There is, in fact, more color in the woods in the opening days of spring than is generally admitted or noticed. Many kinds of trees unfold their leaves in some tender shade of rose or golden brown; while others lend a distinct color to a whole section of forest by the opening of their early blossoms.
The maples, however, are chiefly famous for their wonderful richness of color in the fall of the year; particularly the sugar and the red maple, whose brilliancy at this season it would be difficult to match. They exhibit, in truth, a gamut of beautiful tones, from pale yellow to deep orange, and from bright scarlet to vivid crimson. They are among the first to change the color of their leaves, but are quickly followed by other species of trees, whose varying hues blend together and enrich the autumn landscape. The “scarlet” and “red” oaks now justify their names; the flowering dogwood and the sweet gum show their soft depth of purple; the milder tulip tree takes on a golden tint and shimmers in the sun, mingling with ruddy hornbeams, browned beeches, variegated sassafras trees, or the fiery foliage of the tupelos. The swamps are aflame with the brilliancy of red maples, contrasting with the quieter tones of alders and willows.
We may speak of brilliancy and color in our leafy woods at the ebb-tide of the year; but to know their beauty well we must walk among the trees. Nor can pictures tell us all the truth about the tints of autumn. How should we receive from them the atmospheric effects that nature gives, and the indescribable blending and softening that comes from innumerable rays of diffused and reflected light? The beauty also changes from day to day and from hour to hour, for weeks.

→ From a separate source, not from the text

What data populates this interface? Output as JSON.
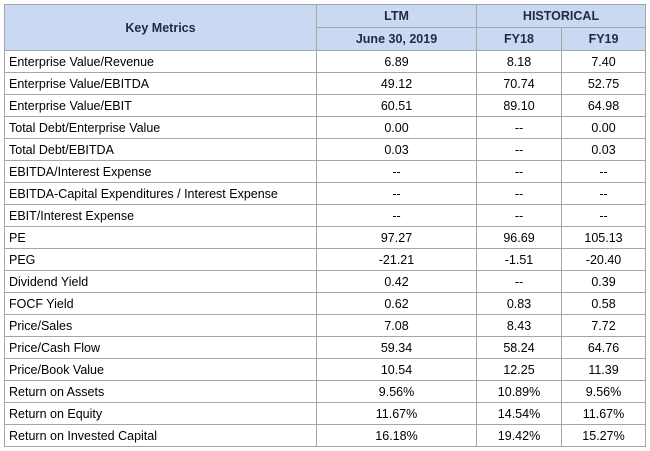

Some of the other broadleaf trees deserve to be noticed, though in less detail, as objects of beauty in the forest. The honey locust, one of our largest trees of this class, is distinguished principally for the elegant forms of its branches. The smaller divisions, the twigs, follow a zigzag course which in itself is not beautiful, but the effect is so bound up with the complex spiral evolutions of the larger divisions, the boughs and branches, that the result is only to heighten the elegance of the latter. The foliage of this tree is very delicate, being composed of numerous elliptically shaped leaflets, that are gathered into sprays that hang airily among the bold and sweeping boughs.